Purpose: We compared health-related quality-of-life (HRQOL) outcomes and survival of men with localized prostate cancer who received aggressive treatment with those receiving conservative management.
Methods: We conducted a population-based cohort study of men aged 75 to 84 years when diagnosed with a clinically localized cancer in 1994 or 1995. We used medical record abstractions and patient surveys to obtain clinical and HRQOL data at diagnosis and 24-month follow-up. We used a propensity score method to adjust for baseline differences between men treated with radical prostatectomy or radiation therapy (n = 175) and men who received hormone therapy or no treatment (n = 290). Propensity scores were used in regression analyses comparing HRQOL outcomes between treatment groups. Overall and disease-specific survivals were estimated with multivariate proportional hazards models.
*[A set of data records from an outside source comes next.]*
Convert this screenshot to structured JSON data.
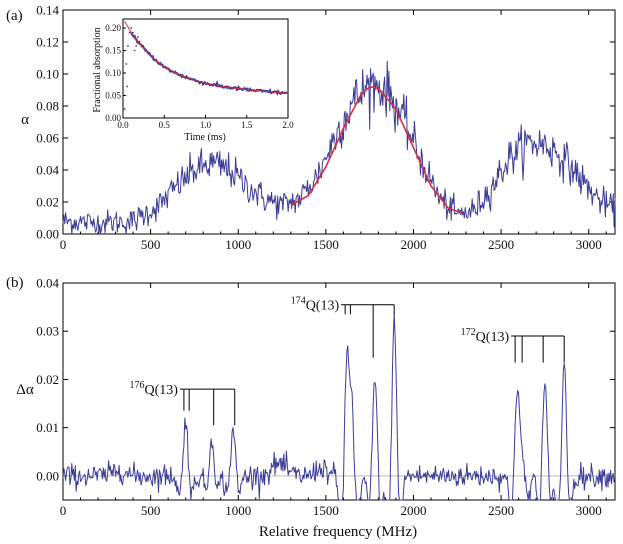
{
  "colors": {
    "data": "#3c3c96",
    "fit": "#d62f3c",
    "inset_points": "#3c3c96",
    "zero_line": "#bdbdbd"
  },
  "chart_data": [
    {
      "id": "panel-a",
      "type": "line",
      "panel_label": "(a)",
      "xlabel": "",
      "ylabel": "α",
      "xlim": [
        0,
        3150
      ],
      "ylim": [
        0,
        0.14
      ],
      "xticks": [
        0,
        500,
        1000,
        1500,
        2000,
        2500,
        3000
      ],
      "yticks": [
        0.0,
        0.02,
        0.04,
        0.06,
        0.08,
        0.1,
        0.12,
        0.14
      ],
      "ytick_labels": [
        "0.00",
        "0.02",
        "0.04",
        "0.06",
        "0.08",
        "0.10",
        "0.12",
        "0.14"
      ],
      "series_envelope": {
        "description_x": [
          0,
          200,
          400,
          550,
          650,
          750,
          850,
          950,
          1050,
          1150,
          1250,
          1350,
          1450,
          1550,
          1650,
          1750,
          1850,
          1950,
          2050,
          2150,
          2250,
          2350,
          2450,
          2550,
          2650,
          2750,
          2850,
          2950,
          3050,
          3150
        ],
        "y": [
          0.008,
          0.007,
          0.008,
          0.018,
          0.03,
          0.04,
          0.044,
          0.04,
          0.03,
          0.022,
          0.018,
          0.022,
          0.036,
          0.06,
          0.082,
          0.094,
          0.09,
          0.07,
          0.045,
          0.022,
          0.012,
          0.015,
          0.03,
          0.048,
          0.057,
          0.056,
          0.048,
          0.035,
          0.022,
          0.015
        ]
      },
      "fit": {
        "x": [
          1300,
          1400,
          1500,
          1600,
          1700,
          1750,
          1800,
          1900,
          2000,
          2100,
          2200,
          2280
        ],
        "y": [
          0.018,
          0.024,
          0.042,
          0.066,
          0.087,
          0.092,
          0.091,
          0.078,
          0.054,
          0.03,
          0.016,
          0.013
        ]
      },
      "inset": {
        "type": "line",
        "xlabel": "Time (ms)",
        "ylabel": "Fractional absorption",
        "xlim": [
          0,
          2.0
        ],
        "ylim": [
          0,
          0.22
        ],
        "xticks": [
          0.0,
          0.5,
          1.0,
          1.5,
          2.0
        ],
        "xtick_labels": [
          "0.0",
          "0.5",
          "1.0",
          "1.5",
          "2.0"
        ],
        "yticks": [
          0.0,
          0.05,
          0.1,
          0.15,
          0.2
        ],
        "ytick_labels": [
          "0.00",
          "0.05",
          "0.10",
          "0.15",
          "0.20"
        ],
        "decay": {
          "x": [
            0.02,
            0.1,
            0.2,
            0.3,
            0.4,
            0.5,
            0.6,
            0.7,
            0.8,
            0.9,
            1.0,
            1.2,
            1.4,
            1.6,
            1.8,
            2.0
          ],
          "y": [
            0.215,
            0.19,
            0.165,
            0.145,
            0.128,
            0.113,
            0.103,
            0.095,
            0.088,
            0.082,
            0.077,
            0.07,
            0.065,
            0.061,
            0.058,
            0.055
          ]
        },
        "early_points": {
          "x": [
            0.02,
            0.04,
            0.05,
            0.06,
            0.08,
            0.1,
            0.12,
            0.14,
            0.16,
            0.18,
            0.2
          ],
          "y": [
            0.02,
            0.12,
            0.07,
            0.16,
            0.19,
            0.2,
            0.19,
            0.15,
            0.16,
            0.18,
            0.17
          ]
        }
      }
    },
    {
      "id": "panel-b",
      "type": "line",
      "panel_label": "(b)",
      "xlabel": "Relative frequency (MHz)",
      "ylabel": "Δα",
      "xlim": [
        0,
        3150
      ],
      "ylim": [
        -0.005,
        0.04
      ],
      "xticks": [
        0,
        500,
        1000,
        1500,
        2000,
        2500,
        3000
      ],
      "yticks": [
        0.0,
        0.01,
        0.02,
        0.03,
        0.04
      ],
      "ytick_labels": [
        "0.00",
        "0.01",
        "0.02",
        "0.03",
        "0.04"
      ],
      "peaks": [
        {
          "x": 700,
          "h": 0.012
        },
        {
          "x": 850,
          "h": 0.008
        },
        {
          "x": 970,
          "h": 0.01
        },
        {
          "x": 1620,
          "h": 0.033
        },
        {
          "x": 1650,
          "h": 0.025
        },
        {
          "x": 1780,
          "h": 0.02
        },
        {
          "x": 1890,
          "h": 0.033
        },
        {
          "x": 2590,
          "h": 0.022
        },
        {
          "x": 2620,
          "h": 0.012
        },
        {
          "x": 2750,
          "h": 0.019
        },
        {
          "x": 2860,
          "h": 0.023
        }
      ],
      "annotations": [
        {
          "sup": "176",
          "text": "Q(13)",
          "lines_x": [
            690,
            720,
            860,
            980
          ],
          "line_top": 0.018,
          "line_bottom": [
            0.0135,
            0.0135,
            0.0105,
            0.0105
          ]
        },
        {
          "sup": "174",
          "text": "Q(13)",
          "lines_x": [
            1610,
            1640,
            1770,
            1890
          ],
          "line_top": 0.0355,
          "line_bottom": [
            0.0335,
            0.0335,
            0.0245,
            0.0335
          ]
        },
        {
          "sup": "172",
          "text": "Q(13)",
          "lines_x": [
            2580,
            2620,
            2740,
            2860
          ],
          "line_top": 0.029,
          "line_bottom": [
            0.0235,
            0.0235,
            0.0235,
            0.0235
          ]
        }
      ]
    }
  ]
}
Results: At 24 months following diagnosis, aggressively treated men were more likely to report daily urinary leakage (odds ratio [OR] = 2.9, 95% confidence interval [CI] 1.2-7.0) and to be bothered by urinary problems (OR = 5.1, 95% CI, 1.3-9.1) and sexual problems (OR = 2.8, 95% CI, 1.2-6.3). The adjusted disease-specific mortality hazard ratio was 0.43 (95% CI, 0.15, 1.28), favoring aggressive treatment. However, the absolute 5-year disease-specific survival difference was only 6% (98% vs 92%). Over 80% of all deaths were from other causes.
Conclusions: Aggressive treatment was associated with significant decreases in disease-specific HRQOL. However, men who were aggressively treated for localized cancer had a minimally reduced absolute risk of dying from prostate cancer. Physicians and older patients should consider these outcomes in making decisions about screening and treatment.